Damonde Hatfield, 35, started seeing a therapist to deal with work stress, and to process his grief over losing two grandparents to Covid-19. As a case manager working with the homeless population in Los Angeles, his work entitled him to three therapy sessions through an employee assistance program. He felt perfectly matched with his therapist, and was thrilled that they were making progress together. But when his free sessions ran out, he couldn’t afford his therapist’s fee of $150 per session, and she didn’t take his Kaiser insurance.
“I felt hopeless,” he said. It was difficult to tell his therapist that he could no longer afford to see her. She was understanding, though, and they agreed that he would reduce his visits to sessions twice a month. This isn’t a perfect solution — “It feels like the sessions are rushed,” Mr. Hatfield said — though he preferred it to quitting therapy or changing therapists.
What the therapist didn’t suggest was capping their sessions. “I would love an end date,” said Mr. Hatfield. “I think therapy is a journey.
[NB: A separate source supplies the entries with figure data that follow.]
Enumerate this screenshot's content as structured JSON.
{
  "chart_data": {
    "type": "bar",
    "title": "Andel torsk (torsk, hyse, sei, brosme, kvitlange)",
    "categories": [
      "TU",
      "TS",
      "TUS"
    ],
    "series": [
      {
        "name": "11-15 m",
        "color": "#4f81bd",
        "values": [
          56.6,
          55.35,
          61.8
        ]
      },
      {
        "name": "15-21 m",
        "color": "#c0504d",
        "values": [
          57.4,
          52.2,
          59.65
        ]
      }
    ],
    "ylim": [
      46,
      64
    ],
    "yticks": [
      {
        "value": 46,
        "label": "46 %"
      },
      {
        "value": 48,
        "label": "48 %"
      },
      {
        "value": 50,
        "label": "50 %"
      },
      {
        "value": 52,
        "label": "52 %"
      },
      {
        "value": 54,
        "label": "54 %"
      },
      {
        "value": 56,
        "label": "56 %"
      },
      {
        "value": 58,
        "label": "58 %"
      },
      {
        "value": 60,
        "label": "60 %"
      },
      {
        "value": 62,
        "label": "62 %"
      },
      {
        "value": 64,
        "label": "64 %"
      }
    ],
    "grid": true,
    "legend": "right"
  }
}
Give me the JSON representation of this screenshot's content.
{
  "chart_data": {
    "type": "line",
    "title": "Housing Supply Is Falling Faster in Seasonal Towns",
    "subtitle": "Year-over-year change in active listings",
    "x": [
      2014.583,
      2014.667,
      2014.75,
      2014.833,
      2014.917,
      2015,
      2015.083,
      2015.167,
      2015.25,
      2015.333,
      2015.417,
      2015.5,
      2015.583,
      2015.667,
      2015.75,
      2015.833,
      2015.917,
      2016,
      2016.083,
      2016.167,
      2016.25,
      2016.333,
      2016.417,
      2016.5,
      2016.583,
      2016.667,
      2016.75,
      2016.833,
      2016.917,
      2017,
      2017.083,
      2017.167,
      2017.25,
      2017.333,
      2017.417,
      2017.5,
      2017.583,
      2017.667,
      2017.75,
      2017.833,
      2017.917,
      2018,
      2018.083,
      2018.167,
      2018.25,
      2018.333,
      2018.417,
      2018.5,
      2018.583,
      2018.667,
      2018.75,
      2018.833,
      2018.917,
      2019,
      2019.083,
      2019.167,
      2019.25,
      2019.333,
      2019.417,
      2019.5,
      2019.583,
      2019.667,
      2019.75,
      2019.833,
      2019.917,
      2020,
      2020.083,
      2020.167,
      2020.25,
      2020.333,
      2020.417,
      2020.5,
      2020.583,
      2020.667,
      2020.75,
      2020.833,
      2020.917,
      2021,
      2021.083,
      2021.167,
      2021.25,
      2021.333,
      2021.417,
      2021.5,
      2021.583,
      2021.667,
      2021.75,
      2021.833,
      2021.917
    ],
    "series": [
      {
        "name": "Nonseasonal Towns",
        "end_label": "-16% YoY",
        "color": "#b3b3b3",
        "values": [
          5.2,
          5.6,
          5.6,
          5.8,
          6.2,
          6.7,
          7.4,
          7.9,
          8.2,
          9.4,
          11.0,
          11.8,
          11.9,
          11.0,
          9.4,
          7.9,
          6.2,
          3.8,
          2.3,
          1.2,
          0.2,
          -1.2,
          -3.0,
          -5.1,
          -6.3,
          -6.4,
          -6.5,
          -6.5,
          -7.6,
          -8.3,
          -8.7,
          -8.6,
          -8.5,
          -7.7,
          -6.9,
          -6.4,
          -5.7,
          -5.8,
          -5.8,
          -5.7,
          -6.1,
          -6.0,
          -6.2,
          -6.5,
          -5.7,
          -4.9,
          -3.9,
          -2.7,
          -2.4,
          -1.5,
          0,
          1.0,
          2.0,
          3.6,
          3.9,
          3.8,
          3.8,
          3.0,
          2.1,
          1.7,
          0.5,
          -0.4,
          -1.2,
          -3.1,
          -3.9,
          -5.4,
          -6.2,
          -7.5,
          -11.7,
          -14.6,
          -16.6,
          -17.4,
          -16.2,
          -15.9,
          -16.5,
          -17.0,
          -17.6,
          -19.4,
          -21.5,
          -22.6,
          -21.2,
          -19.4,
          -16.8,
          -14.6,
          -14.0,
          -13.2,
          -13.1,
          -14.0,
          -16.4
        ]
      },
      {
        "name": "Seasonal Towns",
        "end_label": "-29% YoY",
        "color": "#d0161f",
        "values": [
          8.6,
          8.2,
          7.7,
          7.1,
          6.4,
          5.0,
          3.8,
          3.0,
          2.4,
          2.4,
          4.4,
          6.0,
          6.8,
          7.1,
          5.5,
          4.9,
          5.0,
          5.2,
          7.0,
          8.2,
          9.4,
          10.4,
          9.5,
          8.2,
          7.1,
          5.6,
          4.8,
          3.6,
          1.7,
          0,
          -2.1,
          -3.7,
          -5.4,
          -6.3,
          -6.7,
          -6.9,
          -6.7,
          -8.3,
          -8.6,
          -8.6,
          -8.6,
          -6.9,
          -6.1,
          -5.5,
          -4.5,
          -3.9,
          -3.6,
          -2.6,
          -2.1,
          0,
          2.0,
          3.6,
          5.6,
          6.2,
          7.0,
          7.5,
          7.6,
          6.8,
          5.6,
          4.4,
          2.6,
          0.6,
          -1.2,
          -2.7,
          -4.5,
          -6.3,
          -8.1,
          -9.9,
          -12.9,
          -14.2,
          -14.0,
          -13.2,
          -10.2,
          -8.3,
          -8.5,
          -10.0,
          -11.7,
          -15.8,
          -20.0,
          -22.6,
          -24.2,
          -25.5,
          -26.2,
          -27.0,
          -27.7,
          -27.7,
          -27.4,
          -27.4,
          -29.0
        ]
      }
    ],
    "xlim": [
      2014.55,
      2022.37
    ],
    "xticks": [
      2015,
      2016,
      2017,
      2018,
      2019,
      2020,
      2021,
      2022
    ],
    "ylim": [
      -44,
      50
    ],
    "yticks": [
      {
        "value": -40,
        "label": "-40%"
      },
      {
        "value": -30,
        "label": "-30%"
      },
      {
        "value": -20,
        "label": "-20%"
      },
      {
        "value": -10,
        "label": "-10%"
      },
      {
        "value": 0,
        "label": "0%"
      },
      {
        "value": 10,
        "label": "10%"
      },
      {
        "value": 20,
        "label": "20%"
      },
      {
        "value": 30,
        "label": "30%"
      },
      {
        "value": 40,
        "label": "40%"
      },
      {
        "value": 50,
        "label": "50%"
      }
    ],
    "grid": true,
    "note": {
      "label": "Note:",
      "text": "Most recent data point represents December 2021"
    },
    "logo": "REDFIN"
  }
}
I think we’re always learning about ourselves. But honestly, if I have to pay $150 every two weeks, I don’t think I would want to do that for the rest of my life.”
“The end goal isn’t for the therapist and the client to be working forever,” said Mr. Stewart, the therapist in Houston. “The goal usually is for the client to succeed in therapy enough so that the things they learn in therapy, they can apply independently.” Therapists should discuss session limits as early as a first intake phone call, said Dr. Coleman.
Even therapists debate whether the high cost of therapy outweighs its benefits. Recently, Mr. Stewart set up an appointment with a new therapist who he believed took his insurance. But on the day of their session, her office called: His insurance wasn’t going to cover the session. He would have to pay the out-of-pocket rate, $360.
“I’m not about to pay $360 for therapy,” Mr. Stewart said.